English cricketer and clergyman (1866–1945)

Leonard Foster Ward (24 March 1866 - 1 September 1945) was an English clergyman and cricketer who played first-class cricket for Derbyshire in 1899.

==Life==
Ward was born in Middleton, Lancashire, the second son of Rev Charles Bruce Ward and his wife Hannah Maria Blagg. His father had played first-class cricket for Oxford University. Ward was educated at Denstone College and Selwyn College, Cambridge. He made his cricketing debut in 1887 for the Gentlemen of Derbyshire vs. the Gentlemen of Canada. He was ordained deacon at St Albans in 1893, and priest in 1894. From 1893 to 1895 he was curate of Wrexham, Denbighshire. He then became curate of Whitfield, Derbyshire.

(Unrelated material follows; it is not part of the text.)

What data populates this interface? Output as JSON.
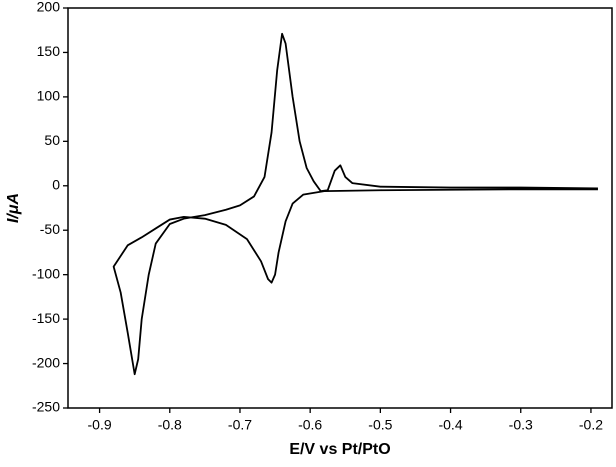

Ward appeared in one first-class match for Derbyshire during the 1899 season, against Lancashire. He was bowled out for a duck in both of his innings, first by onetime Test cricketer Arthur Mold, and secondly by Test cricketer Albert Ward.

Ward left Whitfield in 1904 and became curate in charge at All Saints Church St. Helier, Jersey. He was the vicar there from 1916 to 1945.

Ward died at St Helier at the age of 79.

==Family==
Ward married Ruby Smith of Glossop, and had a family. His brother Cyril Ward (1863–1935) was a noted watercolour painter. His cousins Charles and Herbert were also first-class cricketers.